Since labor supply growth is slowing because of immigration policy, and labor demand is growing slower as well, the Fed has been talking more about the unemployment rate this year and de-emphasizing trends in payrolls. The unemployment rate’s latest increase shows that labor demand is not keeping up with labor supply. The forward-looking outlook is concerning, too. The unemployment rate of Black or African American workers is an eye-catching detail; it was up 1.5 percentage points from May in August and September. In past job market downturns, higher unemployment of Black or African American workers has been a leading indicator of higher unemployment ahead for all workers, so this is a flashing warning sign for the outlook. Another concerning detail from the household survey is that the labor force participation rate for teenagers (16-19 in the survey) was the lowest this summer since the pandemic. The teen unemployment rate fell in September, but that was because many young people gave up on finding work and returned to school.

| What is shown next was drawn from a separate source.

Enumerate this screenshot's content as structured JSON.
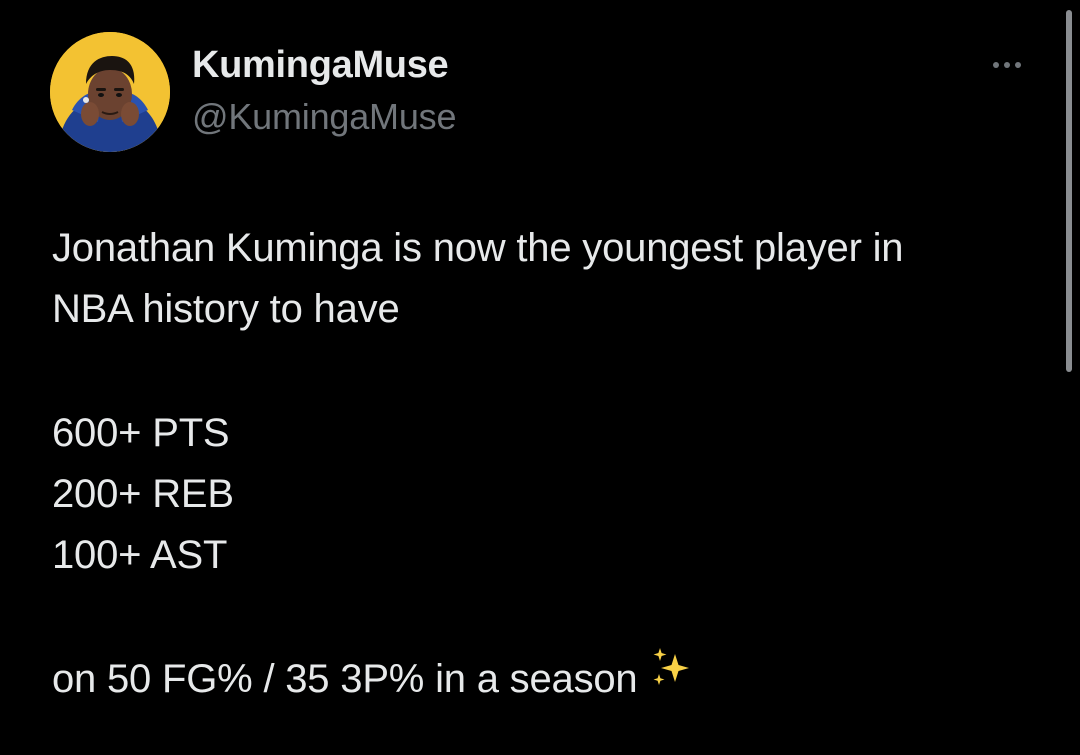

Likewise, details of the payroll survey suggest that the month’s uptick is unlikely to indicate an improvement in the trend. The end of the summer flattered job growth in leisure and hospitality and in retail, industries where many teenagers find summer work. Before adjusting for regular seasonal changes, leisure and hospitality employment averaged a 441,000 monthly decline in September between 2015 and 2024, and retail averaged a 104,000 drop as summer workers left payrolls. September 2025’s seasonally-adjusted increase means employment in these industries fell, but fell less than usual—and we should be careful about calling less down the new up. Also, healthcare and social assistance accounted for over 60% of job growth in the last twelve months despite comprising only 15% of payrolls; hiring is weak in industries that fluctuate more with the business cycle. Finally, payrolls revisions have been negative in seven out of last nine months, averaging a 44,000 markdown to the prior two months. These revisions are because businesses who report payrolls after the deadline for the BLS to finish the report had worse employment than businesses who submitted responses by the deadline. This pattern implies that future revisions are more likely to be negative than positive.

This long-delayed jobs report is the gold standard for measuring the labor market, but the Fed also is watching a range of more timely alternate data sources that show private job growth was weak in October as well, while the federal government likely shed 75,000 to 150,000 workers. Similar sources show that business hiring intentions are cooling and layoff plans increasing. Harder to quantify but possibly more important, AI adoption could weaken demand for white-collar workers in 2026. In the minutes of the Fed’s October decision, “most” FOMC members described the jobs backdrop as a “very gradual cooling,” but that seems too rosy after the September jobs report, as well as alternate data released during the shutdown. The BLS is delaying the release of the November jobs report because of the shutdown, so Fed policymakers won’t be able to review it before their next decision December 10. That will force them to put more emphasis on the September report, as well as alternate estimates of job growth for November from the private data sources which influenced their decision to cut in October. 

Fed policymakers have been talking down the likelihood of additional rate cuts near-term after the October decision, and for understandable reasons. The minutes of their October meeting showed a good deal of harrumphing about stock market valuations. Policymakers don’t want to add fuel to that fire. It’s natural for the Fed to keep a stiff upper lip in the face of pressure on their independence from the White House. Not least among their considerations, inflation continues to exceed their target due to tariff pass-through and upward pressures on meat prices from climate and disease. Even so, Comerica sees the softening jobs market as making a rate cut more likely than not at the Fed’s December decision. Financial markets priced in about seven in ten odds of a cut in December on November 21, the day after the jobs report’s release.